Matahari telah terlihat. Aku berusaha mengendap-endap keluar rumah seperti halnya kemarin. Akan tetapi ternyata, sang Nyonya Rumah telah melihatku terlebih dahulu. Alhasil, sepertinya aku harus menunda rencanaku terlebih dahulu, dan siap menerima bentakan yang dilayangkan oleh sang Nyonya Gendut.
Fiuhh.
Akhirnya selesai. Aku segera berlari keluar, dan memasuki gerbang sekolah gratis. Ceceran sampah dan dinding penuh coretan langsung terlihat saat aku menjejakkan kaki di halaman sekolah. Selesai mendaftar, aku pulang ke rumah Nyonya Gendut. Semoga besok tidak terjadi hal yang menyedihkan lagi.
Hari ini aku memakai seragam sekolah gratis dengan bangga. Sampai di depan gerbang sekolah, aku meminta seorang guru untuk menunjukkan kelas mana yang akan aku tempati. Saat aku maju untuk memperkenalkan diri, semua murid mengobrol, dan bermain seenaknya. Kelas ini juga terlihat kotor. Akan tetapi yang paling mengejutkan adalah saat seorang anak perempuan melemparkan sebuah buku besar dan tepat mengenai kepalaku hingga aku terjatuh, dan ia malah menertawakanku.
Saat istirahat tiba, mereka saling bertengkar, dan bermain tanpa memedulikan bel tanda habisnya waktu istirahat yang sudah berbunyi berkali-kali. Melihat itu semua, aku berlari menuju tempat tersembunyi dan menangis sekeras-kerasnya.
“Aku takut dan ingin pulang. Aku berjanji tidak akan membuang waktu,” tangisku pada diri sendiri. Baru 2 hari aku tinggal di Negeri Terserah, tapi rasanya sudah seperti dua tahun. Seketika terlihat cahaya menyilaukan dari batu di sebelahku. Dan….
Aku berada di halaman belakang rumahku. Batu misterius yang berdiri di depanku dan membuat aku sampai di Negeri Seribu jam telah hilang. Secepat kilat, aku berlari menuju dapur , dan memeluk Mama.

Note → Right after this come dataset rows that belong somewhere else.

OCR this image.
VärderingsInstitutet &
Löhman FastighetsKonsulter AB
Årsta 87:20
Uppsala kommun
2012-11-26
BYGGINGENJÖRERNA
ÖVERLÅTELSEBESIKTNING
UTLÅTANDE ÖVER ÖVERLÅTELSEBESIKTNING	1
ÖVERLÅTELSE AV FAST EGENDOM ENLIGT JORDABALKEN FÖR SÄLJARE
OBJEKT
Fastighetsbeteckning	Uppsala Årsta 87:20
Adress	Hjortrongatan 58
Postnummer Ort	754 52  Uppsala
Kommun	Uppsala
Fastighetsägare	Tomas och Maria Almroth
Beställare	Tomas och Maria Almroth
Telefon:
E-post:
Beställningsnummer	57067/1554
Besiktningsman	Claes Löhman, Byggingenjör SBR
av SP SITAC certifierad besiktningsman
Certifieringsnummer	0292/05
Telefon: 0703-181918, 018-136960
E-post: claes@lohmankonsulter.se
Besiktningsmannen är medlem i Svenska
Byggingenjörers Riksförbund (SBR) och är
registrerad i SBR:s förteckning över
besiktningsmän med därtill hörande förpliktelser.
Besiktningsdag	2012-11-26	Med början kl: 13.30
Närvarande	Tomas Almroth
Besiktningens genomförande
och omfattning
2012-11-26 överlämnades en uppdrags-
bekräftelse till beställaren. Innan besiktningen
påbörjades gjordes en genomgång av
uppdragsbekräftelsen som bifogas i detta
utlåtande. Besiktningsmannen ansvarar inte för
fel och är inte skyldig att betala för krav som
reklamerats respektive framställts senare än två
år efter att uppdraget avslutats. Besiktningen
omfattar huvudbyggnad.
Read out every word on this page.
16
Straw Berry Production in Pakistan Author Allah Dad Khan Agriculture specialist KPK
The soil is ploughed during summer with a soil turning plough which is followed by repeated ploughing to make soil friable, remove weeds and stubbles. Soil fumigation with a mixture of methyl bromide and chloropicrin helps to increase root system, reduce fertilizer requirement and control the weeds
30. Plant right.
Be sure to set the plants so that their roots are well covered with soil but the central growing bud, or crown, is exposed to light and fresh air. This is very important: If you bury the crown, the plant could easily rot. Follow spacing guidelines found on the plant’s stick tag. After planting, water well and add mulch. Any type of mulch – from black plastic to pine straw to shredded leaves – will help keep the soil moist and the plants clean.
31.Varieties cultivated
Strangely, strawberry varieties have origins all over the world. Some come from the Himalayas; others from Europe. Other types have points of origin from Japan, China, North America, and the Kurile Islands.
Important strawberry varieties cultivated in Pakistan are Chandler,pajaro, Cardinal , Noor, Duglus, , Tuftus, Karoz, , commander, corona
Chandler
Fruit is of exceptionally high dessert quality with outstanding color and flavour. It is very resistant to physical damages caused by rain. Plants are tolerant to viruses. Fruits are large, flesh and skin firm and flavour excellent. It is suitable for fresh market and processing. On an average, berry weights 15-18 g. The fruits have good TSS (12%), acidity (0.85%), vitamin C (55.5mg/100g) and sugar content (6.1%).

“Nami, kenapa baru bangun tidur kamu sudah memeluk Mama?”
tanya Mama heran.
“Apa? Baru bangun tidur, Ma?” tanyaku lebih bingung
“Iya. Kan dari tadi, kamu masih belum bangun, Nami!” jawab Mama.
Aku pun segera melihat jam dan memainkan jari.
”Masih pukul setengah delapan pagi? Jadi 1 jam di sini, sama dengan 17 hari di Negeri Seribu Jam dan Negeri Terserah, Ma!” kataku
spontan dan membuatku Mamaku ikut terkejut.
“Apa maksudmu Nami?” tanya Mama setelah mendengar perkataanku yang aneh.
“Mama tidak perlu tahu tentang ini. Nanti, saat Papa datang, aku akan meminta maaf atas jam weker yang kupecahkan. Selamat tinggal Negeri Seribu Jam, Negeri Terserah!” ujarku dalam hati sambil menampakkan senyum bangga.